= Tiefwasserreede =

The Tiefwasserreede (lit. 'deep water anchorage') is an exclave of Germany's territorial waters in the German Bight, used as a roadstead for shipping waiting for access to the Port of Hamburg, Ports of Bremen and other North Sea ports. The exclave lies around 30 km west of Heligoland, outside the 12 mile limit that usually defines territorial waters, but remains German territory under Article 12 of the United Nations Convention on the Law of the Sea which makes an exception for roadsteads. It legally forms part of the state of Lower Saxony and is completely surrounded by the German exclusive economic zone.

==Definition==
Germany initially announced plans to declare the Tiefwasserreede as sovereign territory in 1983. Motivated by the 1978 Amoco Cadiz oil spill, the federal government and states wanted to assert sovereignty over coastal waters in order to combat oil pollution – particularly ships pumping oil in the North Sea. Following the passage of the UN Convention on the Law of the Sea, Germany announced it would both extend its territorial waters from 3 miles to 12, and declare a deep water roadstead. The move was opposed by the United States and German Navy, who feared a reprisal from East Germany, which could significantly reduce access to the Baltic Sea by extending its own territorial waters.

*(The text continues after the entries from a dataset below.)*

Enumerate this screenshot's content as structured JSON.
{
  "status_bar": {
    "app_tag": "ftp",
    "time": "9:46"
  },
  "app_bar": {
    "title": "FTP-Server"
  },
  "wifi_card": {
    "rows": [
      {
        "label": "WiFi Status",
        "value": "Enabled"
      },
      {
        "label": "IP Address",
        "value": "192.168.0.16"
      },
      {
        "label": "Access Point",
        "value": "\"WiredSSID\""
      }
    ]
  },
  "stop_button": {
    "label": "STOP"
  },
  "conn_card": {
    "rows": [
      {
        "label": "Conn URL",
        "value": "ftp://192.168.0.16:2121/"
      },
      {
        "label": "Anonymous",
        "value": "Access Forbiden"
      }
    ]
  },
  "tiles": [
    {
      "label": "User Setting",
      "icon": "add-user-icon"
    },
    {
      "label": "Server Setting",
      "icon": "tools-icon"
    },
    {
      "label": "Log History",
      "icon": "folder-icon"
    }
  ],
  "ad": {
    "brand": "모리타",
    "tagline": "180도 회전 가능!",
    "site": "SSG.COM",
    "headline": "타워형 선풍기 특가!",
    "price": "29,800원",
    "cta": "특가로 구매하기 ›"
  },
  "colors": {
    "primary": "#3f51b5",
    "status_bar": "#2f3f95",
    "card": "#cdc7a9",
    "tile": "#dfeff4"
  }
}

Before the UN Convention could come into force, the Tiefwasserreede and other waters around Heligoland were declared as German territorial waters - the "Helgoland-Box" - in 1985, while the 3-mile rule still ruled the rest of the coastline. The 12 mile rule was not implemented until 1994. Tiefwasserreede was then defined in law as the patch of sea bounded by the following points:

1.
2.
3.
4.

==Challenges==

The stretch of water at the mouths of the rivers Jade, Weser and Elbe – the Heligoland Bight – is one of the busiest shipping channels in the world, and when there are delays at German ports, significant traffic can build up in the Tiefwasserreede. During the 2021–2022 global supply chain crisis, over a dozen ships were sometimes waiting at a time in the roadstead. The use of the water as an anchorage poses some challenges for German offshore wind power, as undersea power cables must be routed away from the Tiefwasserreede to avoid damage from ship's anchors. Offshore wind farms cannot be built within two nautical miles of the Tiefwasserreede.

As well as a mooring for ships, the Tiefwasserreede is also used as a dumping ground for bay mud from dredging of the Elbe at Hamburg.